BOSTON — Who would’ve thunk it?
Honestly, back in March, I’ll tell you how many. Maybe one.
“My expectations of our team didn’t change from last spring training to this one,” said Red Sox second baseman Dustin Pedroia before last night’s 6-1 clincher. “Our goal, your goal playing for the Red Sox every year, is to try to be at this point and win the World Series.”
OK, the other 10 million or so of us who live in the confines of Red Sox Nation had no such thoughts or premonitions. None.
And nobody could blame us.
Sure, we knew this team was going to be more likeable, with the acquisition of more than a half-dozen good guys, but the three most expensive acquisitions — Shane Victorino, Mike Napoli and Ryan Dempster — were coming off career-worst seasons.
Not only that, but in a sport that obsesses about percentages, there were enough question marks in key spots — starting pitching, bullpen, power hitting and manager — to pick the Red Sox for fourth or fifth place in the always-rugged American League East division.

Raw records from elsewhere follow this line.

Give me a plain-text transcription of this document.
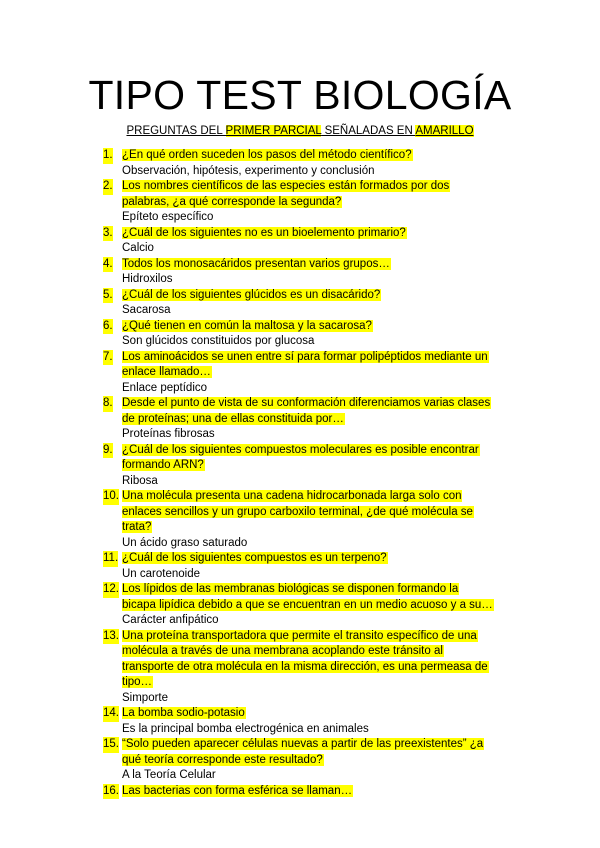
TIPO TEST BIOLOGÍA
PREGUNTAS DEL PRIMER PARCIAL SEÑALADAS EN AMARILLO
1. ¿En qué orden suceden los pasos del método científico?
Observación, hipótesis, experimento y conclusión
2. Los nombres científicos de las especies están formados por dos
palabras, ¿a qué corresponde la segunda?
Epíteto específico
3. ¿Cuál de los siguientes no es un bioelemento primario?
Calcio
4. Todos los monosacáridos presentan varios grupos…
Hidroxilos
5. ¿Cuál de los siguientes glúcidos es un disacárido?
Sacarosa
6. ¿Qué tienen en común la maltosa y la sacarosa?
Son glúcidos constituidos por glucosa
7. Los aminoácidos se unen entre sí para formar polipéptidos mediante un
enlace llamado…
Enlace peptídico
8. Desde el punto de vista de su conformación diferenciamos varias clases
de proteínas; una de ellas constituida por…
Proteínas fibrosas
9. ¿Cuál de los siguientes compuestos moleculares es posible encontrar
formando ARN?
Ribosa
10. Una molécula presenta una cadena hidrocarbonada larga solo con
enlaces sencillos y un grupo carboxilo terminal, ¿de qué molécula se
trata?
Un ácido graso saturado
11. ¿Cuál de los siguientes compuestos es un terpeno?
Un carotenoide
12. Los lípidos de las membranas biológicas se disponen formando la
bicapa lipídica debido a que se encuentran en un medio acuoso y a su…
Carácter anfipático
13. Una proteína transportadora que permite el transito específico de una
molécula a través de una membrana acoplando este tránsito al
transporte de otra molécula en la misma dirección, es una permeasa de
tipo…
Simporte
14. La bomba sodio-potasio
Es la principal bomba electrogénica en animales
15. “Solo pueden aparecer células nuevas a partir de las preexistentes” ¿a
qué teoría corresponde este resultado?
A la Teoría Celular
16. Las bacterias con forma esférica se llaman…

And that’s just where most baseball people had them.
But we were all wrong.
It started with “Come back and talk to me on May 1.” Then the date was pushed back to June 1, the All-Star break in mid-July, then September 1 and the postseason.
In fact, it was argued every step of the way, versus Tampa Bay, Detroit and St. Louis, the Red Sox didn’t have the pitching to line up with all of them. It was a good argument.
But then the games were played, and the “Who’s Who” list of starting pitchers, most of whom are past, current or future Cy Young Award winners included Tampa Bay’s young guys of Matt Moore, David Price and Alex Cobb, followed by Detroit’s Justin Verlander, Max Scherzer and Anabel Sanchez and, most recently, Adam Wainwright, Michael Wacha and Lance Lynn.